Ya había sufrido el racismo de las instituciones en muchas otras ocasiones. En el registro de empadronamiento, por ejemplo, donde le dijeron que los inmigrantes saturan el sistema porque cambian a menudo de residencia. En el ambulatorio, donde la doctora solía atender antes a otros pacientes que tenían cita para más tarde, mientras ella esperaba hasta el final. En los controles de tráfico, donde siempre le paran cuando va al volante. Pero esta vez se sentía “más débil, más vulnerable”.

“Aquí no me pudo acompañar mi esposo, porque tenía que trabajar –cuenta Aracely-. Me recibió en un despacho una señora de unos 60 años. Cuando le entregué los papeles, me dijo: ‘Vosotras las inmigrantes venís aquí y abortáis cuando os da la gana, y muchas veces no sabéis ni quién es el padre. Y esto cuesta dinero a la Seguridad Social’. Le expliqué que yo sí lo sabía, que el padre era mi esposo y que habíamos decidido no tener un hijo. ‘Estas cosas se deciden antes, no ahora’, contestó ella. Lo último que me dijo, como haciéndome un favor, fue: ‘Mira, te lo voy a sellar, pero ojalá no tengas que volver por aquí’”.

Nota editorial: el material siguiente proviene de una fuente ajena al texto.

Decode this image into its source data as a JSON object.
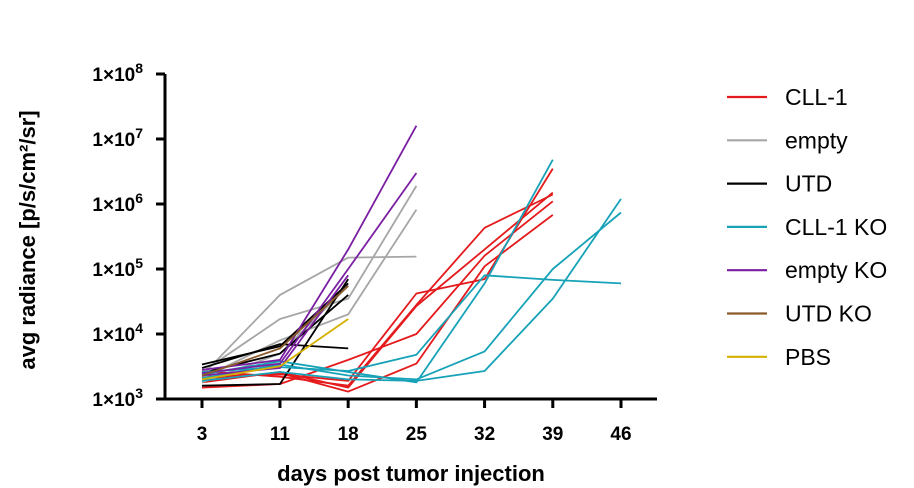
{
  "chart_data": {
    "type": "line",
    "xlabel": "days post tumor injection",
    "ylabel": "avg radiance [p/s/cm²/sr]",
    "x_ticks": [
      3,
      11,
      18,
      25,
      32,
      39,
      46
    ],
    "y_scale": "log",
    "ylim": [
      1000,
      100000000
    ],
    "y_ticks": [
      {
        "value": 1000,
        "mantissa": "1×10",
        "exp": "3"
      },
      {
        "value": 10000,
        "mantissa": "1×10",
        "exp": "4"
      },
      {
        "value": 100000,
        "mantissa": "1×10",
        "exp": "5"
      },
      {
        "value": 1000000,
        "mantissa": "1×10",
        "exp": "6"
      },
      {
        "value": 10000000,
        "mantissa": "1×10",
        "exp": "7"
      },
      {
        "value": 100000000,
        "mantissa": "1×10",
        "exp": "8"
      }
    ],
    "legend_position": "right",
    "grid": false,
    "series": [
      {
        "name": "CLL-1",
        "color": "#e41a1c",
        "lines": [
          {
            "x": [
              3,
              11,
              18,
              25,
              32,
              39
            ],
            "y": [
              2200,
              2400,
              1900,
              42000,
              70000,
              3500000
            ]
          },
          {
            "x": [
              3,
              11,
              18,
              25,
              32,
              39
            ],
            "y": [
              2700,
              2200,
              1600,
              28000,
              430000,
              1400000
            ]
          },
          {
            "x": [
              3,
              11,
              18,
              25,
              32,
              39
            ],
            "y": [
              1500,
              1700,
              4000,
              10000,
              160000,
              1100000
            ]
          },
          {
            "x": [
              3,
              11,
              18,
              25,
              32,
              39
            ],
            "y": [
              2000,
              2500,
              1300,
              3500,
              110000,
              680000
            ]
          },
          {
            "x": [
              3,
              11,
              18,
              25,
              32,
              39
            ],
            "y": [
              1800,
              2600,
              1500,
              27000,
              200000,
              1500000
            ]
          }
        ]
      },
      {
        "name": "empty",
        "color": "#a6a6a6",
        "lines": [
          {
            "x": [
              3,
              11,
              18,
              25
            ],
            "y": [
              2300,
              40000,
              150000,
              155000
            ]
          },
          {
            "x": [
              3,
              11,
              18,
              25
            ],
            "y": [
              2600,
              17000,
              35000,
              1900000
            ]
          },
          {
            "x": [
              3,
              11,
              18,
              25
            ],
            "y": [
              2100,
              8000,
              20000,
              820000
            ]
          },
          {
            "x": [
              3,
              11,
              18
            ],
            "y": [
              1800,
              5000,
              55000
            ]
          }
        ]
      },
      {
        "name": "UTD",
        "color": "#000000",
        "lines": [
          {
            "x": [
              3,
              11,
              18
            ],
            "y": [
              3400,
              6500,
              60000
            ]
          },
          {
            "x": [
              3,
              11,
              18
            ],
            "y": [
              3000,
              7000,
              6000
            ]
          },
          {
            "x": [
              3,
              11,
              18
            ],
            "y": [
              1600,
              1700,
              70000
            ]
          },
          {
            "x": [
              3,
              11,
              18
            ],
            "y": [
              2500,
              5000,
              40000
            ]
          }
        ]
      },
      {
        "name": "CLL-1 KO",
        "color": "#17a2b8",
        "lines": [
          {
            "x": [
              3,
              11,
              18,
              25,
              32,
              39
            ],
            "y": [
              2400,
              3800,
              2600,
              1800,
              60000,
              4800000
            ]
          },
          {
            "x": [
              3,
              11,
              18,
              25,
              32,
              39,
              46
            ],
            "y": [
              2100,
              3400,
              2300,
              2000,
              5400,
              100000,
              740000
            ]
          },
          {
            "x": [
              3,
              11,
              18,
              25,
              32,
              39,
              46
            ],
            "y": [
              2600,
              3100,
              2700,
              4800,
              80000,
              68000,
              60000
            ]
          },
          {
            "x": [
              3,
              11,
              18,
              25,
              32,
              39,
              46
            ],
            "y": [
              1900,
              2600,
              2000,
              1900,
              2700,
              35000,
              1200000
            ]
          }
        ]
      },
      {
        "name": "empty KO",
        "color": "#7b1fa2",
        "lines": [
          {
            "x": [
              3,
              11,
              18,
              25
            ],
            "y": [
              2800,
              4000,
              200000,
              16000000
            ]
          },
          {
            "x": [
              3,
              11,
              18,
              25
            ],
            "y": [
              2500,
              3500,
              100000,
              3000000
            ]
          },
          {
            "x": [
              3,
              11,
              18
            ],
            "y": [
              2300,
              3000,
              80000
            ]
          }
        ]
      },
      {
        "name": "UTD KO",
        "color": "#8b5a2b",
        "lines": [
          {
            "x": [
              3,
              11,
              18
            ],
            "y": [
              2300,
              6000,
              55000
            ]
          }
        ]
      },
      {
        "name": "PBS",
        "color": "#d4b000",
        "lines": [
          {
            "x": [
              3,
              11,
              18
            ],
            "y": [
              2000,
              3200,
              17000
            ]
          }
        ]
      }
    ]
  }
}
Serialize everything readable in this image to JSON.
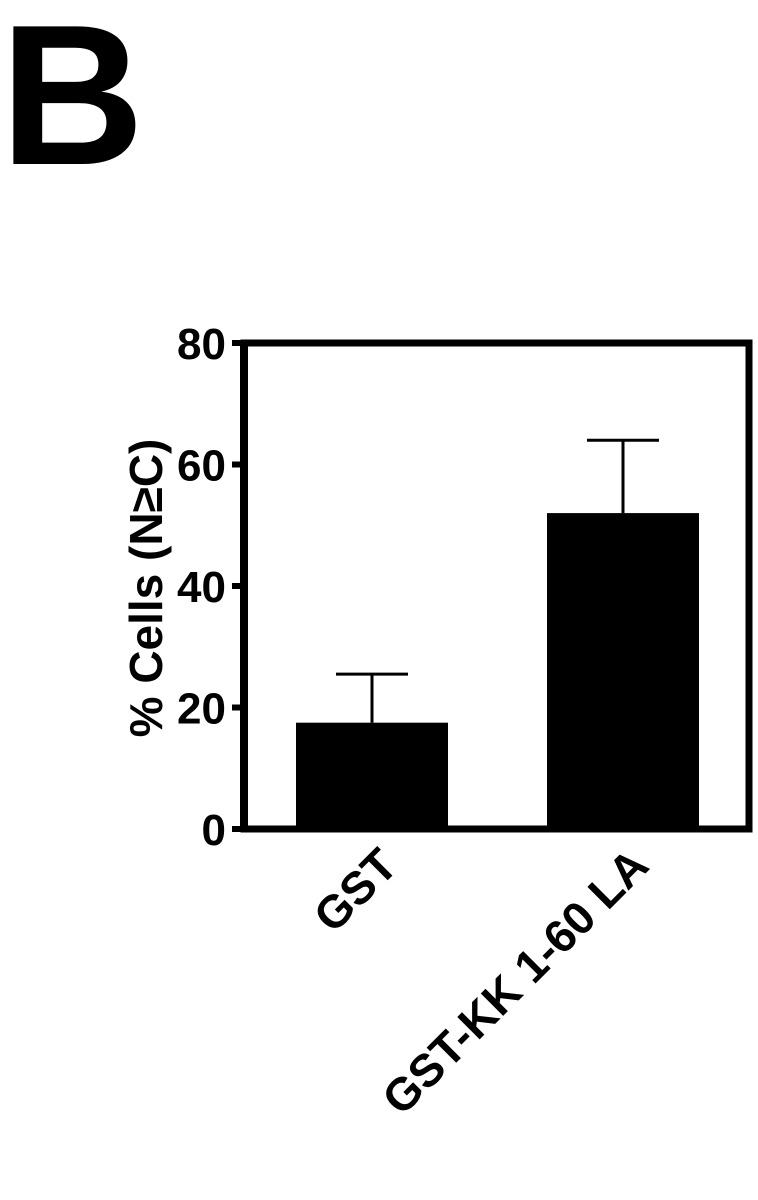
{
  "panel_label": "B",
  "chart_data": {
    "type": "bar",
    "categories": [
      "GST",
      "GST-KK 1-60 LA"
    ],
    "values": [
      17.5,
      52
    ],
    "errors": [
      8,
      12
    ],
    "ylabel": "% Cells (N≥C)",
    "xlabel": "",
    "ylim": [
      0,
      80
    ],
    "yticks": [
      0,
      20,
      40,
      60,
      80
    ],
    "grid": false,
    "bar_color": "#000000",
    "error_bars": "upper"
  }
}
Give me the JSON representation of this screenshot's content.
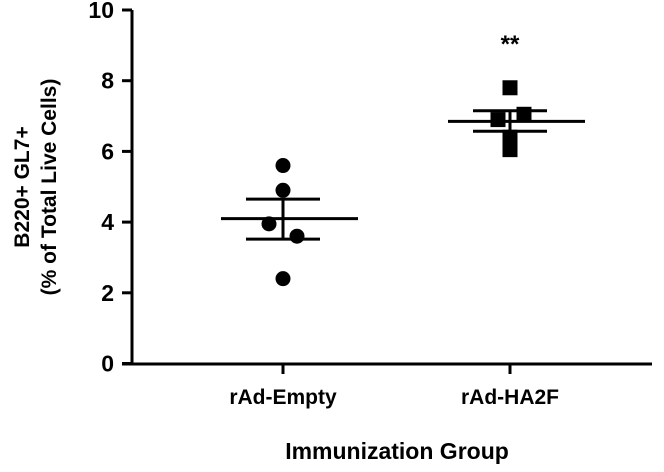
{
  "chart_data": {
    "type": "scatter",
    "title": "",
    "xlabel": "Immunization Group",
    "ylabel_line1": "B220+ GL7+",
    "ylabel_line2": "(% of Total Live Cells)",
    "ylim": [
      0,
      10
    ],
    "yticks": [
      "0",
      "2",
      "4",
      "6",
      "8",
      "10"
    ],
    "grid": false,
    "categories": [
      "rAd-Empty",
      "rAd-HA2F"
    ],
    "series": [
      {
        "name": "rAd-Empty",
        "marker": "circle",
        "values": [
          5.6,
          4.9,
          3.95,
          3.6,
          2.4
        ],
        "mean": 4.1,
        "sem_upper": 4.65,
        "sem_lower": 3.52
      },
      {
        "name": "rAd-HA2F",
        "marker": "square",
        "values": [
          7.8,
          7.05,
          6.9,
          6.4,
          6.05
        ],
        "mean": 6.85,
        "sem_upper": 7.15,
        "sem_lower": 6.57
      }
    ],
    "annotations": [
      {
        "group": "rAd-HA2F",
        "text": "**"
      }
    ]
  }
}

Y así, en el undécimo día de todo este periplo, Aracely llegó a las 8.45 de la mañana a la Clínica Dator para interrumpir su embarazo. “Fue rápido”, señala. A la una del mediodía ya estaba de vuelta en casa de sus suegros. Al menos, no se encontró a las puertas del centro a grupos ultrareligiosos como los que en estos momentos, en el marco de unas jornadas mundiales llamadas ‘40 días por la vida’, rezan por las mujeres que van a abortar, con acosos ocasionales.

Cinco años después, Aracely se pregunta qué hubiera ocurrido si ella hubiese tenido que pasar por este laberinto siendo una mujer más joven y sola. “Igual habría salido convencida de no interrumpir mi embarazo –concluye-. Yo creo que sí. Pero no lo sé”.